Same Verdict, Different Reasons: LLM-as-a-Judge and Clinician Disagreement on Medical Chatbot Completeness
This paper exposes a fundamental reliability gap for LLM-as-a-Judge in high-stakes medical evaluation, undermining their use as autonomous evaluators or triage filters.
LLM-as-a-Judge frameworks fail to reliably detect incomplete medical responses, achieving near-chance AUC (0.49–0.66) and offering no triage utility, as they disagree with clinicians on both verdicts and explanations.

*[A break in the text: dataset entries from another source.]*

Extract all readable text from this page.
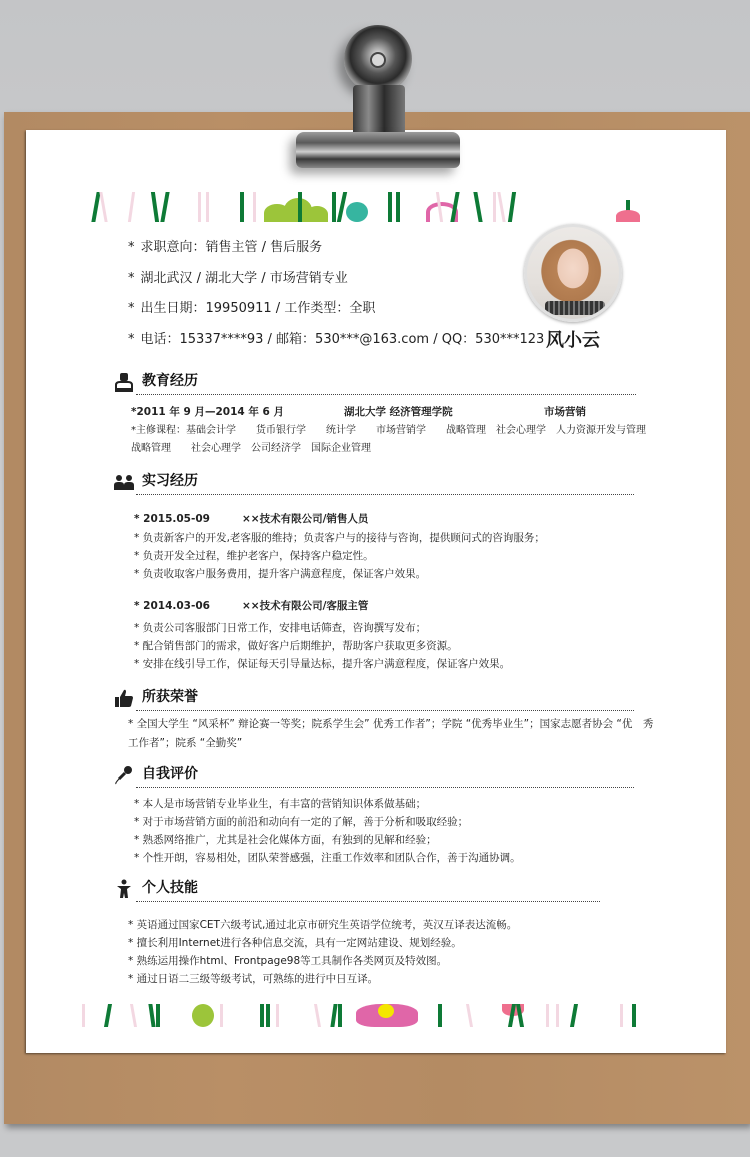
* 求职意向：销售主管 / 售后服务
* 湖北武汉 / 湖北大学 / 市场营销专业
* 出生日期：19950911 / 工作类型：全职
* 电话：15337****93 / 邮箱：530***@163.com / QQ：530***123 风小云
教育经历
*2011 年 9 月—2014 年 6 月	湖北大学 经济管理学院	市场营销
*主修课程：基础会计学　　货币银行学　　统计学　　市场营销学　　战略管理　社会心理学　人力资源开发与管理
战略管理　　社会心理学　公司经济学　国际企业管理
实习经历
* 2015.05-09	××技术有限公司/销售人员
* 负责新客户的开发,老客服的维持；负责客户与的接待与咨询，提供顾问式的咨询服务；
* 负责开发全过程，维护老客户，保持客户稳定性。
* 负责收取客户服务费用，提升客户满意程度，保证客户效果。
* 2014.03-06	××技术有限公司/客服主管
* 负责公司客服部门日常工作，安排电话筛查，咨询撰写发布；
* 配合销售部门的需求，做好客户后期维护，帮助客户获取更多资源。
* 安排在线引导工作，保证每天引导量达标，提升客户满意程度，保证客户效果。
所获荣誉
* 全国大学生 “风采杯” 辩论赛一等奖；院系学生会” 优秀工作者”；学院 “优秀毕业生”；国家志愿者协会 “优　秀
工作者”；院系 “全勤奖”
自我评价
* 本人是市场营销专业毕业生，有丰富的营销知识体系做基础；
* 对于市场营销方面的前沿和动向有一定的了解，善于分析和吸取经验；
* 熟悉网络推广，尤其是社会化媒体方面，有独到的见解和经验；
* 个性开朗，容易相处，团队荣誉感强，注重工作效率和团队合作，善于沟通协调。
个人技能
* 英语通过国家CET六级考试,通过北京市研究生英语学位统考，英汉互译表达流畅。
* 擅长利用Internet进行各种信息交流，具有一定网站建设、规划经验。
* 熟练运用操作html、Frontpage98等工具制作各类网页及特效图。
* 通过日语二三级等级考试，可熟练的进行中日互译。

LLM-as-a-Judge frameworks are increasingly trusted to automate evaluation in place of human experts, yet their reliability in high-stakes medical contexts remains unproven. We stress-test this assumption for detecting incomplete patient-facing medical responses, evaluating three rubric granularities (General-Likert, Analytical-Rubric, Dynamic-Checklist) and three backbone models across two clinician-annotated datasets, including HealthBench, the largest publicly available benchmark for medical response evaluation. LLM Judges discriminate complete from incomplete responses at and slightly above near chance (AUC $0.49$--$0.66$); at the threshold required to recall $90\%$ of incomplete responses, clinicians must still review the vast majority of the dataset, offering no triage utility. Even when model and clinician verdicts agree, they rarely cite the same explanation; and when they diverge, false positives stem from over-flagging non-essential gaps while false negatives reflect outright detection failures. These results reveal that LLM Judges and clinicians apply fundamentally different completeness standards; a finding that undermines their use as autonomous evaluators or triage filters in clinical settings.